À l’occasion de Diwali, fête des lumières hindoue, des soldats indiens et chinois ont, tout sourire, échangé des friandises le long de la frontière commune à la République de l’Inde et à la République populaire de Chine, une des plus militarisées au monde. Un geste surprenant donc, et peut-être surinterprété – certains y voyant la fin d’un désaccord frontalier vieux de plus de 60 ans. La protection ou la défense des frontières terrestres occupe une place majeure dans la sécurité et le maintien de la souveraineté de l’Inde depuis son indépendance. Tant la Line of Control (LoC) avec le Pakistan, que la Line of Actual Control (LAC) avec la Chine restent en effet encore aujourd’hui contestées, et le risque d’un conflit interétatique est bien réel. Les affrontements sino-indiens de juin 2020 dans la vallée de Galwan et, plus récemment encore, ceux de décembre 2022 dans la région du Yangtse en Arunachal Pradesh sont venus le rappeler. Les accusations d’incursions depuis le territoire pakistanais sont, quant à elles, inscrites depuis bien longtemps dans le paysage médiatique. Si la presse indienne s’est félicitée ces derniers mois d’un apaisement des tensions, symbolisé par l’accord sur le désengagement des troupes chinoises des deux derniers points sur la LAC en octobre 2024, d’autres indices fragilisent cette lecture. Parallèlement à l’établissement d’un nouvel héliport chinois le long de la LAC (Nyingchi, Tibet), le ministère indien de la Défense a notamment approuvé de nouveaux budgets annuels visant l’achat rapide d’équipements par les commandements en charge de la LAC. L’Eastern Command, responsable du Sikkim et de l’Arunachal Pradesh, devrait ainsi voir son budget doubler.

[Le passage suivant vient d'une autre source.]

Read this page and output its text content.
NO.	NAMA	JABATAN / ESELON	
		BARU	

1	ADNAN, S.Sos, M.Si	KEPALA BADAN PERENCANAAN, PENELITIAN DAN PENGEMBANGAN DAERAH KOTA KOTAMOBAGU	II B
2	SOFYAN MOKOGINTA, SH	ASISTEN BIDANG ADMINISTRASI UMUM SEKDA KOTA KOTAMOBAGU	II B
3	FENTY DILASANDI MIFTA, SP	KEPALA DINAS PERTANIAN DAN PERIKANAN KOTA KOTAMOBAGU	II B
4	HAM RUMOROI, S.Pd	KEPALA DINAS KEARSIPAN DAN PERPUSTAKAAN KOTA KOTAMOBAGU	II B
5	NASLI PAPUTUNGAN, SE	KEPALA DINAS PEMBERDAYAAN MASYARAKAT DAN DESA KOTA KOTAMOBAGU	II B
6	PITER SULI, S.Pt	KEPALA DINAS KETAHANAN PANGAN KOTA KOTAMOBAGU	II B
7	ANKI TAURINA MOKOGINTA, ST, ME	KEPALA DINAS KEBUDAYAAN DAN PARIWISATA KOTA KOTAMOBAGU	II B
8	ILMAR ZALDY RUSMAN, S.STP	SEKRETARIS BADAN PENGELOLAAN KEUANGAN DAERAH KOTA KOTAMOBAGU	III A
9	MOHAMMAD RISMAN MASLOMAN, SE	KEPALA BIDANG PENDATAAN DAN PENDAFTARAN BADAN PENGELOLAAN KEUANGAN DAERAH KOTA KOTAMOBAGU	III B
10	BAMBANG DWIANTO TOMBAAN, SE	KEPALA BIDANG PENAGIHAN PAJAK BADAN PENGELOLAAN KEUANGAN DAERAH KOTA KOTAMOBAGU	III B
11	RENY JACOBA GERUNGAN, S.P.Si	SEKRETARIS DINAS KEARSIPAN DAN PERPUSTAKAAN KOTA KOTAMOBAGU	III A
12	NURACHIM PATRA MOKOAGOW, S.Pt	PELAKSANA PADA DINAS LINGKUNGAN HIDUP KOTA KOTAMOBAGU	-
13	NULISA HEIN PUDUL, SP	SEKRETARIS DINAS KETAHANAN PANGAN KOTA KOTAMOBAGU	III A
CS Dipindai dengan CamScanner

Face à cette menace constante, ou en tout cas perçue comme telle par Delhi, le gouvernement indien a pensé, et mis en place, une architecture de sécurité complexe faisant intervenir, dans ces zones stratégiques, des forces à la fois policières, paramilitaires et militaires. Alors que les actions de ces troupes sont plus ou moins encadrées par des réglementations qui leurs sont propres, la question de leurs potentielles interactions semble peu posée, en tout cas non réglée, d’autant qu’elles interviennent dans des zones où la distinction entre temps de paix et de guerre est brouillée, dites de no war no peace. Bien que rarement défini précisément par les stratégistes et politistes indiens, ce concept de no war no peace est omniprésent dans de récents articles de presse, voire de certains think tanks indiens, qui traitent de la question des tensions sur la LAC. Il a de facto des implications majeures sur la répartition des mandats à la frontière.
Dès lors, il nous a semblé nécessaire de chercher à définir cette notion et à nous l’approprier. Popularisé dans le contexte post-Guerre froide, en particulier dans des régions comme l’ex-Yougoslavie et la péninsule coréenne, le concept de no war no peace comprend toute situation caractérisée par un état de tension persistante, des différends non résolus et une violence sporadique. En titre de plusieurs ouvrages récents, il est employé ici pour décrire une absence à la fois de guerre active et de paix durable dans le cadre d’un statu quo précaire.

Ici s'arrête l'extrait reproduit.